Menarik, gambaran hal ini diungkapkan dengan indah oleh Mughirah bin Syu’bah dan Rib’i bin ‘Amir. Diriwayatkan oleh Imam Ath-Thabari dalam Tarikhnya jilid tiga 520-528, Rustum panglima perang Persia mencoba menyuap Mughirah agar kamu Muslimin membatalkan serangannya atas imperium Persia, Mughirah menolaknya dan menjawab:
“Kami datang membawa perintah dari Rabb kami, kami berjihad di jalanNya, melaksanakan perintahNya, memenuhi janjiNya, kami datang untuk mengajak kalian memeluk Islam dan menjadikan Islam sebagai undang-undang. Bila kalian patuh (menerima), maka kami akan tinggalkan kalian dan pulang sementara yang ada bersama kalian adalah Kitab Allah SWT. Dan jika kalian menolak maka tidak ada pilihan lain selain perang atau kalian membayar jizyah sebagai jaminan diri kalian, dan kalau kalian menolak maka Allah akan mewariskan kepada kami negeri, keturunan dan harta benda kalian, maka dari itu terimalah nasihat dari kami. Demi Allah, Islamnya kalian jauh lebih kami cintai daripada harta benda kalian.”
Diriwayatkan pula oleh Imam Ath-Thabari, Rib’i bin ‘Amir menemui Rustum di kemahnya, dan Rustum bertanya, “Dengan tujuan apa kalian datang?” Rib’i menjawab:
“Allah SWT yang mengutus kami untuk datang, untuk membebaskan siapa saja yang mau terbebas dari peribadahan kepada sesama hamba menjadi peribadahan kepada Allah semata, dari sempitnya dunia kepada keluasannya, dari kekejian agama-agama lain kepada keadilan Islam, Allah mengutus kami kepada seluruh makhluk dengan agamaNya agar kami mengajak mereka (para makhluk) untuk memeluk agamaNya.”
Apa yang diungkapkan dua tokoh Islam ini sama sekali tidak menunjukkan ambisi pribadi. Masyarakat Muslim generasi awal memiliki keistimewaan dan niat yang ikhlas kepada Allah dalam mengukir sejarah.
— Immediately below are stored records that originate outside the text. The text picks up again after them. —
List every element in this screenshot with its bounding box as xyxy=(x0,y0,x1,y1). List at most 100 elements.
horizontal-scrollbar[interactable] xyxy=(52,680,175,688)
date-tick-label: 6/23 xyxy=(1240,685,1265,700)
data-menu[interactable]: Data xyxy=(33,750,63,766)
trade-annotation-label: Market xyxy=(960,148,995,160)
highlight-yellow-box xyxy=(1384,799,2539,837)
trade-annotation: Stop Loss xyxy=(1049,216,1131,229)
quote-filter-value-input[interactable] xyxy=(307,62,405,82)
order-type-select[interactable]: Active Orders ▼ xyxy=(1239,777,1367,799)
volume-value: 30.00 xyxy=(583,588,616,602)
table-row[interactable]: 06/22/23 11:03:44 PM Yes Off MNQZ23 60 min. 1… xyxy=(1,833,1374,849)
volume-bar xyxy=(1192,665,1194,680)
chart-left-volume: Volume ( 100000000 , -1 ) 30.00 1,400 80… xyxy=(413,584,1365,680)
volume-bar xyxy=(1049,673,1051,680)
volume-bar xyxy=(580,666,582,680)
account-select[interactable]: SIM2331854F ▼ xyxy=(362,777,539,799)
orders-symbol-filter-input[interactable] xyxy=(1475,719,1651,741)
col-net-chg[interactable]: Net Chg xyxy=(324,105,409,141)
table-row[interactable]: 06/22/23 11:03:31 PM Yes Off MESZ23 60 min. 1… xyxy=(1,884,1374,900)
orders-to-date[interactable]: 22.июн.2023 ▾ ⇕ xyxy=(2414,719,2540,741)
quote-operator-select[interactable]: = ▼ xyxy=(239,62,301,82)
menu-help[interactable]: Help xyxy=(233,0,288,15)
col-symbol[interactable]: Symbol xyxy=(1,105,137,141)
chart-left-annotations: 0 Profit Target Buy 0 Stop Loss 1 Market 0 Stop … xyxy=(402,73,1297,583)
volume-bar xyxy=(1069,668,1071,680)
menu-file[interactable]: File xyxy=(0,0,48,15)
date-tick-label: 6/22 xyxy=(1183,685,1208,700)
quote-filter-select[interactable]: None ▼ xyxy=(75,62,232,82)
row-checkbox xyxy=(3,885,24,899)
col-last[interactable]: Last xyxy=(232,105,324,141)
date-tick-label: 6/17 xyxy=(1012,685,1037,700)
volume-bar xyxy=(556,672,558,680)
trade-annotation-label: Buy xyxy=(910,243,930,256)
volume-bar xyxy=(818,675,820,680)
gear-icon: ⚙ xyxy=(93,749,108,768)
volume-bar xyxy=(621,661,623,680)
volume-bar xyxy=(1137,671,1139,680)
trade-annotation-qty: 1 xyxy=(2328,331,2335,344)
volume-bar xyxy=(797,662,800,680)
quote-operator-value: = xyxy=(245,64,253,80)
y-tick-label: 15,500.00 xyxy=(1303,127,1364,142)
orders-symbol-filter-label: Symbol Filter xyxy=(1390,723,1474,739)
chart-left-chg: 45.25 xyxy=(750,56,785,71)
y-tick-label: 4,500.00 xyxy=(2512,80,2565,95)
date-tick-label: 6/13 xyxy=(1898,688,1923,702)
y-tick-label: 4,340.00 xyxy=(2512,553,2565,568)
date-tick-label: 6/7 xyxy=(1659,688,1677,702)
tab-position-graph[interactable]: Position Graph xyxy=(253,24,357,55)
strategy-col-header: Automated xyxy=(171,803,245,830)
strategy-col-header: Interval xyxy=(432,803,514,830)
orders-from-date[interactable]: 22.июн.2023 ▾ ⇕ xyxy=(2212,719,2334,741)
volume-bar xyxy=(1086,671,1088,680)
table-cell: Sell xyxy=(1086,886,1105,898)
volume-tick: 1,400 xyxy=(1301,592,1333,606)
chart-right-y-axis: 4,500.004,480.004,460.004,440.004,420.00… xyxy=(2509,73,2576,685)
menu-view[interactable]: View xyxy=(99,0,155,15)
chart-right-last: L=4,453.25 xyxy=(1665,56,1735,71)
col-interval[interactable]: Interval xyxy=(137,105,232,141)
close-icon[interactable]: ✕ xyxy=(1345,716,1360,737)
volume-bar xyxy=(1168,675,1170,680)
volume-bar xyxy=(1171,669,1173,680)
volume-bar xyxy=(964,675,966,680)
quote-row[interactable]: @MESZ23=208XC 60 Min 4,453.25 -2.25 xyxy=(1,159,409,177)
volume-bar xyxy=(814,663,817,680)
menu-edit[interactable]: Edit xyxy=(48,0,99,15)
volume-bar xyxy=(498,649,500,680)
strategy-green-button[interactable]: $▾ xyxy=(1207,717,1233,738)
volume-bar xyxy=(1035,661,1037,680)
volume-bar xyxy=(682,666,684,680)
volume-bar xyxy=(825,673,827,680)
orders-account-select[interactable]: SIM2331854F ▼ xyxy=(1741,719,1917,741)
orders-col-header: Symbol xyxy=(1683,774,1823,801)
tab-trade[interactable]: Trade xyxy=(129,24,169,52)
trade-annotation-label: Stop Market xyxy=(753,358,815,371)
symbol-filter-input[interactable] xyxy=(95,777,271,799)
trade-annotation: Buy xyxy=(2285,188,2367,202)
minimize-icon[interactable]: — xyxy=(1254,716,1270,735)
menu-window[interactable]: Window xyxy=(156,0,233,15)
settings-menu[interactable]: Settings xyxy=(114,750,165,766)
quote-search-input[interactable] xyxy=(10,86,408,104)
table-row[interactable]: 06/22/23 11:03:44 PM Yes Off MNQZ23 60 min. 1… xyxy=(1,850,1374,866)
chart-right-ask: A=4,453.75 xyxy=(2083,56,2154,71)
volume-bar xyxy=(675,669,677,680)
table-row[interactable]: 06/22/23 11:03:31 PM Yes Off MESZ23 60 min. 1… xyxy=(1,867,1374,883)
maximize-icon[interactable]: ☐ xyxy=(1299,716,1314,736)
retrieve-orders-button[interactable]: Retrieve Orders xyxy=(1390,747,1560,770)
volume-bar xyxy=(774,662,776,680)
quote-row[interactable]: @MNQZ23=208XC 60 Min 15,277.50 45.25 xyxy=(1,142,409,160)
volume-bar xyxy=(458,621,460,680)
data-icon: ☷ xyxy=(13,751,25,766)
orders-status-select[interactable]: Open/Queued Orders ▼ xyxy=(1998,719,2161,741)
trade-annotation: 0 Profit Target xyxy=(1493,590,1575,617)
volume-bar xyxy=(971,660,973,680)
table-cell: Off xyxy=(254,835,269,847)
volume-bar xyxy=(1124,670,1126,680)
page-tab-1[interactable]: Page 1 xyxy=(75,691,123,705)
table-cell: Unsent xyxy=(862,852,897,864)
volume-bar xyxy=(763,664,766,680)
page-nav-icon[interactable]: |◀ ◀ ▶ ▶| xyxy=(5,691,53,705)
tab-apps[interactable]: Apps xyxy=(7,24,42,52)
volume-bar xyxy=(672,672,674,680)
Dengan memperhatikan fakta yang secara jelas gamblang disebutkan dalam Al-Qur’an dan mengakui hakikat yang diakui oleh Al-Qur’an, apalagi berkenaan dengan asal-usul keimanan manusia, merupakan hal yang mutlak dalam historiografi Islam. Begitu pula penafsiran terhadap dorongan perilaku di kalangan kaum Muslimin pada permulaan Islam, harus selalu dikaitkan dengan tugas risalah Islam itu sendiri. Sebab, tidaklah mungkin sebuah historiografi Islam itu dipahami atau ditulis, tanpa mengaitkan aktor sejarahnya dengan tugas risalah.